The latest Dutch exit polls give the left-wing Labour and Green parties a slight lead, with a combined total of eight out of 31 available seats in the European Parliament. Wilders’ Party for Freedom (PVV) was close behind with seven seats — a stark turnaround from zero seats in 2019’s result.
The result is subject to final confirmation, and the exit poll has an error margin of roughly one seat.
The PVV’s surge points to shifting political sentiment in the Netherlands, and across the EU more broadly, with issues such as immigration, agricultural rights and financial contributions to the bloc of increasing concern.
Han ten Broeke, director of political affairs at The Hague Centre for Strategic Studies, said there was no doubt who had won Thursday’s vote: “It must be Geert Wilders, by far.”
“At the end of the day, it is also a continuation of what we saw back in 2023 in the national election, where Geert Wilders came out on top,” he told CNBC’s Silvia Amaro on Friday.
A ‘precursor” to the European Parliament result
Around 400 million people across the EU’s 27 member states are eligible to vote for the next 720 members of European Parliament (MEPs) — one of three institutions at the heart of the European Union, which decides its laws and budgets.
MEPs are elected on a country-by-country basis, with national parties coming together to form European party groups.
In the past, the European Parliament has been led by a strong majority of centrist parties, but projected losses for the ruling “super grand coalition” — made up of the European People’s Party, the Socialists and Democrats and Renew Europe — and gains for the far-right have thrown this into question.
According to ten Broeke, the Dutch outcome is an indicator of Sunday’s wider election result.
“The victory of Geert Wilders yesterday was very clear cut, and it’s a precursor, I think, to what is going to happen in the next couple of days, when we see European elections in various member states. The radical right is supposed to win a great victory,” he said.
The latest opinion polls suggest big wins for the European Conservatives and Reformists (ECR), which includes Italian Prime Minister Georgia Meloni’s Brothers of Italy and Poland’s Law and Justice.
The radical right Identity and Democracy (ID) group, which features French politician Marine Le Pen’s France’s Rassemblement National and the Netherlands’ Party for Freedom, is also expected to score significant gains.
I think the move the right was a long way coming … People are in insecure times. I think the the system is moving a bit too slow for people.
While this is unlikely to tip the balance of power out of the hands of the centrist coalition, it could make it harder to form a majority when voting on critical issues such as Ukraine, defense and the bloc’s green agenda.

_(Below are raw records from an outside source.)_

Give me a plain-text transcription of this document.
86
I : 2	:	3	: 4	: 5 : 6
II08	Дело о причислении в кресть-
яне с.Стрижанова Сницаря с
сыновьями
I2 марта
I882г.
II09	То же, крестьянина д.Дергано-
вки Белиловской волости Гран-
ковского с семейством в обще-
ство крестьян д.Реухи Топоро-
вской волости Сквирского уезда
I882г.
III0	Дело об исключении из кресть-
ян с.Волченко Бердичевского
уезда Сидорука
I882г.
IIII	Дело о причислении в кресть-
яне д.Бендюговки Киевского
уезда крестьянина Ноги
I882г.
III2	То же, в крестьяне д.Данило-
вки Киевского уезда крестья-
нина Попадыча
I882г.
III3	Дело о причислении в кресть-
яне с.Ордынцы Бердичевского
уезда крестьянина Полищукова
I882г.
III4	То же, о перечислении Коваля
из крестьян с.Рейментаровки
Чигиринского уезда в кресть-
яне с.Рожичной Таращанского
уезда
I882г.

Ahead of Thursday’s result, Dutch voters in Utrecht, a city roughly an hour outside the capital Amsterdam, told CNBC that the shift mirrored wider discontent with the existing political landscape.
“I think the move to the right was a long way coming,” one voter told CNBC. “We’ve been, kind of, left-leaning in the Netherlands for a long time compared to other countries. I think people are in insecure times. I think the system is moving a bit too slow for people, and they feel like more concrete solutions are easier.”
Another noted that Wilders’ nationalist party has been able to “mobilize” voters in a way other parties have not.
“A lot of people weren’t really happy. And that they are not happy is understandable because there’s a lack of houses, there is poverty, the trust in the government has really gotten low,” they said.